Источник силы или бессилия общества — духовный уровень жизни, а уже потом — уровень промышленности. Одна рыночная экономика и даже всеобщее изобилие — не могут быть венцом человечества. Чистота общественных отношений — основней, чем уровень изобилия. Если в нации иссякли духовные силы — никакое наилучшее государственное устройство и никакое промышленное развитие не спасет ее от смерти, с гнилым дуплом дерево не стоит. Среди всех возможных свобод — на первое место все равно выйдет свобода бессовестности: ее-то не запретишь, не предусмотришь никакими законами. чистая атмосфера общества, увы, не может быть создана юридическими законами.
Разрушение наших душ за три четверти столетия — вот что самое страшное.
Страшно то, что развращенный правящий класс — многомиллионная партийно-государственная номенклатура — ведь не способна добровольно отказаться ни от какой из захваченных привилегий. Десятилетиями она бессовестно жила за счет народа — и хотела б и дальше так.
А из бывших палачей и гонителей — кто хоть потеснен с должностей? с незаслуженного пенсионного достатка? До смерти кохали мы Молотова, еще и теперь Кагановича, и сколько неназванных. В Германии — всех таких, и куда мельче, судили, — у нас, напротив, они же сегодня грозят судами, а иным — сегодня! — ставят памятники, как злодею-чекисту Берзину. Да где уж нам наказывать государственных преступников? да не дождаться от них и самого малого раскаяния. Да хоть бы они прошли через публичный моральный суд. Нет, видно поползем и так…
А — славные движущие силы гласности и перестройки? В ряду этих модных слов — нет слова очищение. И вот в новую гласность кинулись и все грязные уста, которые десятилетиями обслуживали тоталитаризм. Из каждых четырех трубадуров сегодняшней гласности — трое недавних угодников брежневщины, — и кто из них произнес слово собственного раскаяния вместо проклятий безликому «застою»? И с вузовских гуманитарных кафедр поныне самоуверенно вещают все те же, кто десятилетиями оморачивал студентам сознание. Десятки тысяч образованцев у нас огрязнены лицемерием, переметчивостью, — и мы ни от кого не ждем раскаяния, и весь этот душевный гной пусть так и тянется с нами в будущее?
А — душетлительная казарменная «дедовщина» для наших сыновей? Разве это изгладится когда-нибудь с них?
А всеобщая озлобленность наших людей друг ко другу? — просто так, ни за что. На тех, кто ни в чем не виноват.
Да удивляться ли и взрыву уголовной преступности — среди тех, кому всю их молодую жизнь были закрыты честные пути?
У прежних русских купцов было купеческое слово (сделки заключались без письменных контрактов), христианские представления, исторически известная размашная благотворительность, — дождемся ли мы такого от акул, взращенных в мутном советском подводьи?
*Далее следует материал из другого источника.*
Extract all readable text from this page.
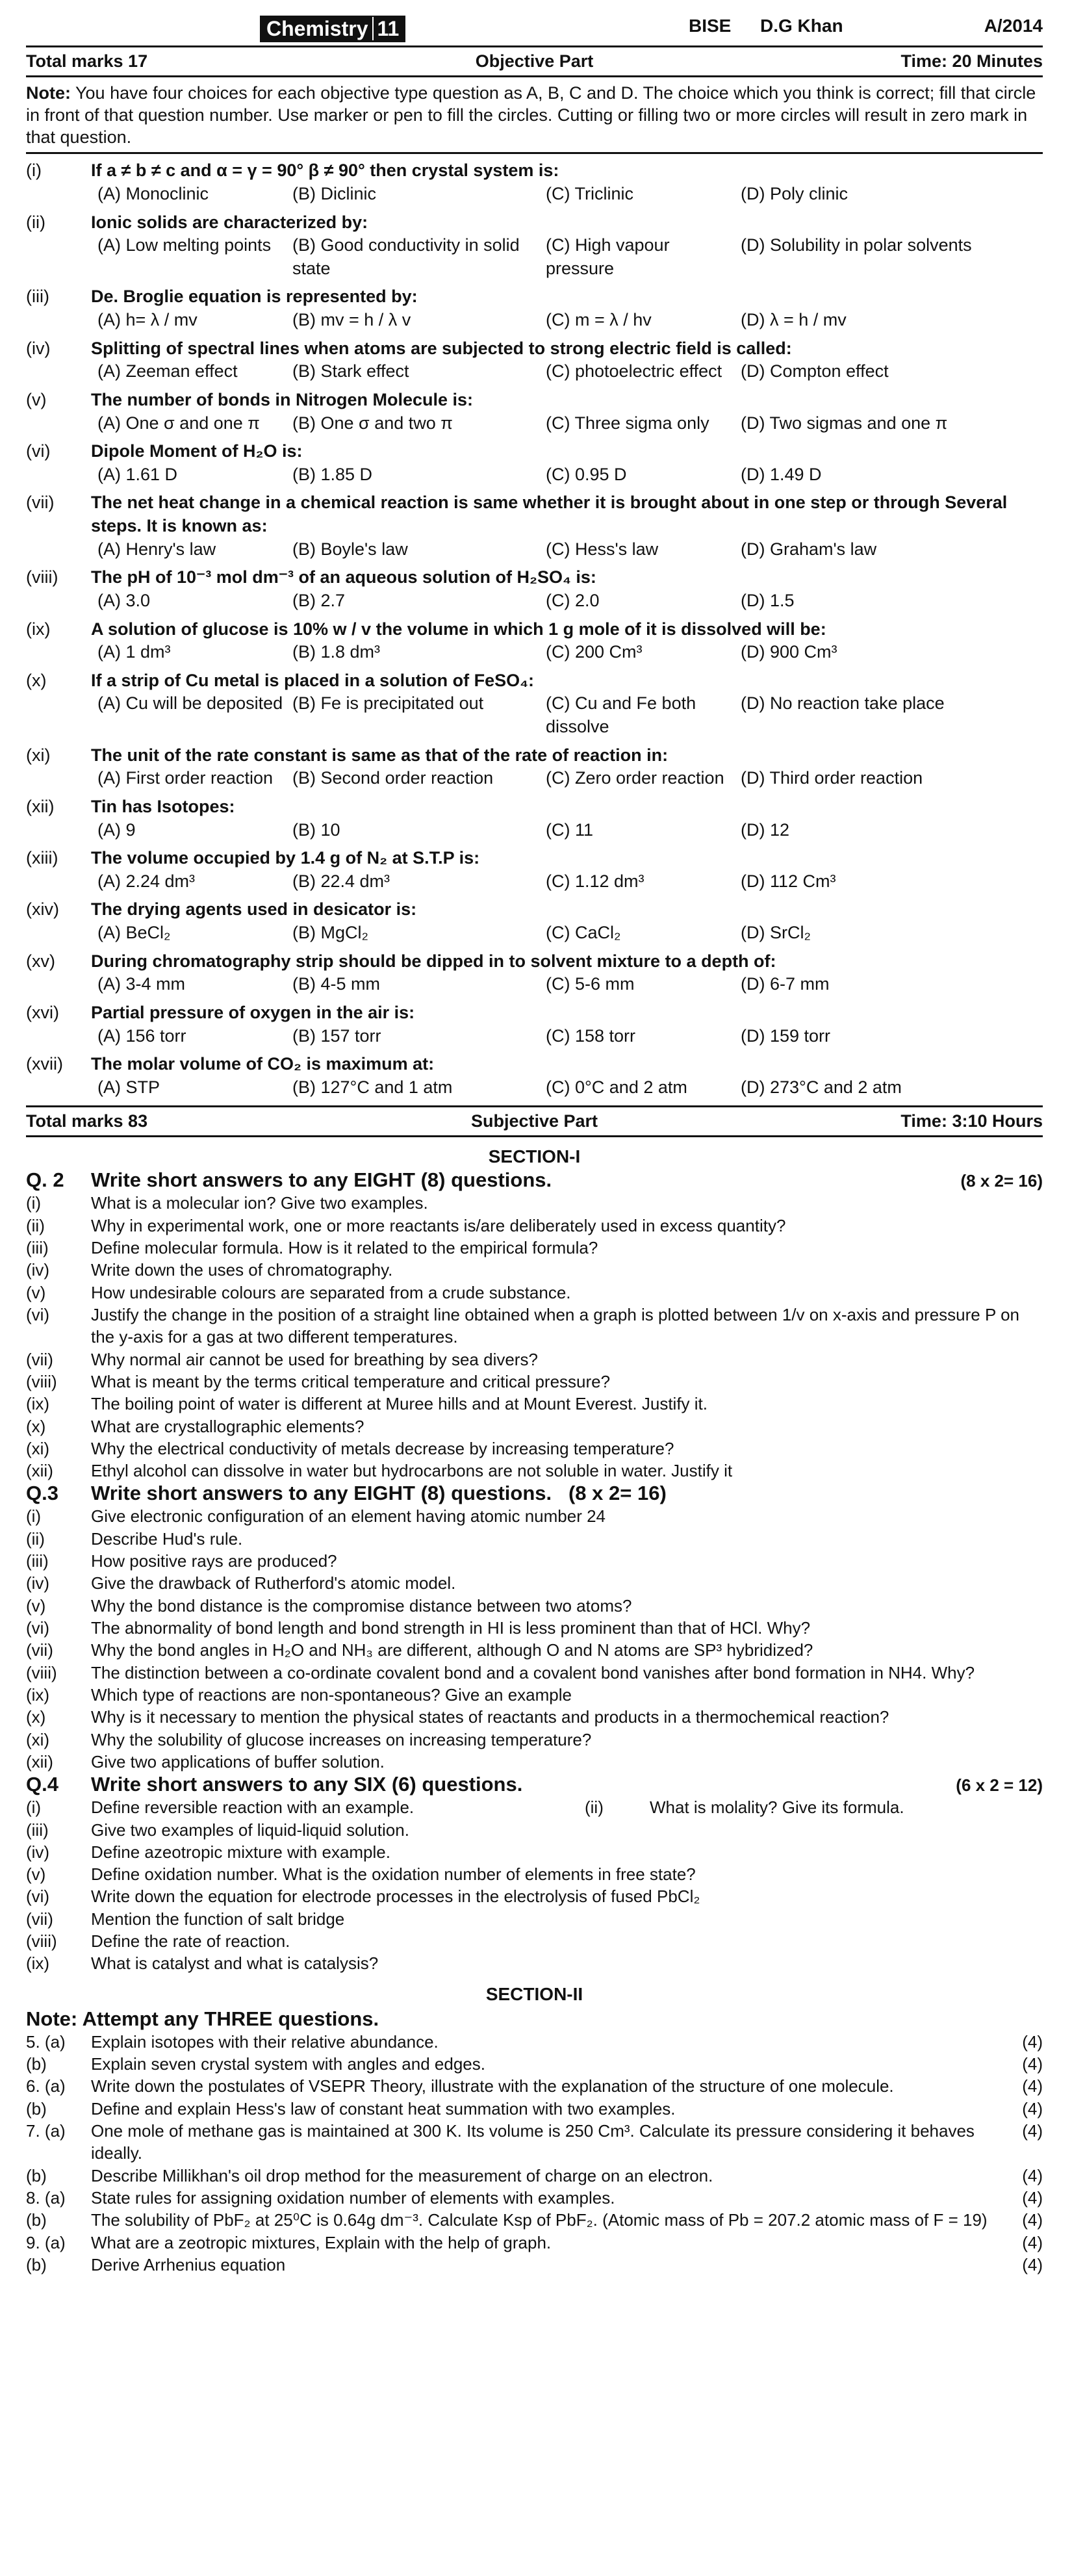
Chemistry 11	BISE D.G Khan	A/2014
Total marks 17	Objective Part	Time: 20 Minutes
Note: You have four choices for each objective type question as A, B, C and D. The choice which you think is correct; fill that circle in front of that question number. Use marker or pen to fill the circles. Cutting or filling two or more circles will result in zero mark in that question.
(i)	If a ≠ b ≠ c and α = γ = 90° β ≠ 90° then crystal system is:
(A) Monoclinic	(B) Diclinic	(C) Triclinic	(D) Poly clinic
(ii)	Ionic solids are characterized by:
(A) Low melting points	(B) Good conductivity in solid state
(C) High vapour pressure
(D) Solubility in polar solvents
(iii)	De. Broglie equation is represented by:
(A) h= λ / mv	(B) mv = h / λ v	(C) m = λ / hv	(D) λ = h / mv
(iv)	Splitting of spectral lines when atoms are subjected to strong electric field is called:
(A) Zeeman effect	(B) Stark effect	(C) photoelectric effect	(D) Compton effect
(v)	The number of bonds in Nitrogen Molecule is:
(A) One σ and one π	(B) One σ and two π	(C) Three sigma only	(D) Two sigmas and one π
(vi)	Dipole Moment of H₂O is:
(A) 1.61 D	(B) 1.85 D	(C) 0.95 D	(D) 1.49 D
(vii)	The net heat change in a chemical reaction is same whether it is brought about in one step or through Several steps. It is known as:
(A) Henry's law	(B) Boyle's law	(C) Hess's law	(D) Graham's law
(viii)	The pH of 10⁻³ mol dm⁻³ of an aqueous solution of H₂SO₄ is:
(A) 3.0	(B) 2.7	(C) 2.0	(D) 1.5
(ix)	A solution of glucose is 10% w / v the volume in which 1 g mole of it is dissolved will be:
(A) 1 dm³	(B) 1.8 dm³	(C) 200 Cm³	(D) 900 Cm³
(x)	If a strip of Cu metal is placed in a solution of FeSO₄:
(A) Cu will be deposited (B) Fe is precipitated out	(C) Cu and Fe both dissolve
(D) No reaction take place
(xi)	The unit of the rate constant is same as that of the rate of reaction in:
(A) First order reaction	(B) Second order reaction	(C) Zero order reaction (D) Third order reaction
(xii)	Tin has Isotopes:
(A) 9	(B) 10	(C) 11	(D) 12
(xiii)	The volume occupied by 1.4 g of N₂ at S.T.P is:
(A) 2.24 dm³	(B) 22.4 dm³	(C) 1.12 dm³	(D) 112 Cm³
(xiv)	The drying agents used in desicator is:
(A) BeCl₂	(B) MgCl₂	(C) CaCl₂	(D) SrCl₂
(xv)	During chromatography strip should be dipped in to solvent mixture to a depth of:
(A) 3-4 mm	(B) 4-5 mm	(C) 5-6 mm	(D) 6-7 mm
(xvi)	Partial pressure of oxygen in the air is:
(A) 156 torr	(B) 157 torr	(C) 158 torr	(D) 159 torr
(xvii)	The molar volume of CO₂ is maximum at:
(A) STP	(B) 127°C and 1 atm	(C) 0°C and 2 atm	(D) 273°C and 2 atm
Total marks 83	Subjective Part	Time: 3:10 Hours
SECTION-I
Q. 2	Write short answers to any EIGHT (8) questions.	(8 x 2= 16)
(i)	What is a molecular ion? Give two examples.
(ii)	Why in experimental work, one or more reactants is/are deliberately used in excess quantity?
(iii)	Define molecular formula. How is it related to the empirical formula?
(iv)	Write down the uses of chromatography.
(v)	How undesirable colours are separated from a crude substance.
(vi)	Justify the change in the position of a straight line obtained when a graph is plotted between 1/v on x-axis and pressure P on the y-axis for a gas at two different temperatures.
(vii)	Why normal air cannot be used for breathing by sea divers?
(viii)	What is meant by the terms critical temperature and critical pressure?
(ix)	The boiling point of water is different at Muree hills and at Mount Everest. Justify it.
(x)	What are crystallographic elements?
(xi)	Why the electrical conductivity of metals decrease by increasing temperature?
(xii)	Ethyl alcohol can dissolve in water but hydrocarbons are not soluble in water. Justify it
Q.3	Write short answers to any EIGHT (8) questions. (8 x 2= 16)
(i)	Give electronic configuration of an element having atomic number 24
(ii)	Describe Hud's rule.
(iii)	How positive rays are produced?
(iv)	Give the drawback of Rutherford's atomic model.
(v)	Why the bond distance is the compromise distance between two atoms?
(vi)	The abnormality of bond length and bond strength in HI is less prominent than that of HCl. Why?
(vii)	Why the bond angles in H₂O and NH₃ are different, although O and N atoms are SP³ hybridized?
(viii)	The distinction between a co-ordinate covalent bond and a covalent bond vanishes after bond formation in NH4. Why?
(ix)	Which type of reactions are non-spontaneous? Give an example
(x)	Why is it necessary to mention the physical states of reactants and products in a thermochemical reaction?
(xi)	Why the solubility of glucose increases on increasing temperature?
(xii)	Give two applications of buffer solution.
Q.4	Write short answers to any SIX (6) questions.	(6 x 2 = 12)
(i)	Define reversible reaction with an example.	(ii)	What is molality? Give its formula.
(iii)	Give two examples of liquid-liquid solution.
(iv)	Define azeotropic mixture with example.
(v)	Define oxidation number. What is the oxidation number of elements in free state?
(vi)	Write down the equation for electrode processes in the electrolysis of fused PbCl₂
(vii)	Mention the function of salt bridge
(viii)	Define the rate of reaction.
(ix)	What is catalyst and what is catalysis?
SECTION-II
Note: Attempt any THREE questions.
5. (a)	Explain isotopes with their relative abundance.	(4)
(b)	Explain seven crystal system with angles and edges.	(4)
6. (a)	Write down the postulates of VSEPR Theory, illustrate with the explanation of the structure of one molecule.	(4)
(b)	Define and explain Hess's law of constant heat summation with two examples.	(4)
7. (a)	One mole of methane gas is maintained at 300 K. Its volume is 250 Cm³. Calculate its pressure considering it behaves ideally.
(4)
(b)	Describe Millikhan's oil drop method for the measurement of charge on an electron.	(4)
8. (a)	State rules for assigning oxidation number of elements with examples.	(4)
(b)	The solubility of PbF₂ at 25⁰C is 0.64g dm⁻³. Calculate Ksp of PbF₂. (Atomic mass of Pb = 207.2 atomic mass of F = 19)	(4)
9. (a)	What are a zeotropic mixtures, Explain with the help of graph.	(4)
(b)	Derive Arrhenius equation	(4)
Западную Германию наполнило облако раскаяния — прежде, чем там наступил экономический расцвет. У нас — и не начали раскаиваться. У нас надо всею гласностью нависают гирляндами — прежние тяжелые жирные гроздья лжи. А мы их — как будто не замечаем.
Криво ж будет наше развитие.
Хотелось бы подбодриться благодетельными возможностями Церкви. Увы, даже сегодня, когда уже все в стране пришло в движение — оживление смелости мало коснулось православной иерархии. (И во дни всеобщей нищеты надо же отказаться от признаков богатства, которыми соблазняет власть.) Только тогда Церковь поможет нам в общественном оздоровлении, когда найдет в себе силы полностью освободиться от ига государства и восстановить ту живую связь с общенародным чувством, какая так ярко светилась даже и в разгаре Семнадцатого года при выборах митрополитов Тихона и Вениамина, при созыве Церковного Собора. Явить бы и теперь, по завету Христа, пример бесстрашия — и не только к государству, но и к обществу, и к жгучим бедам дня, и к себе самой. Воскресительные движения и тут, как во всей остальной жизни, ожидаются — и уже начались — снизу, от рядового священства, от сплоченных приходов, от самоотверженных прихожан.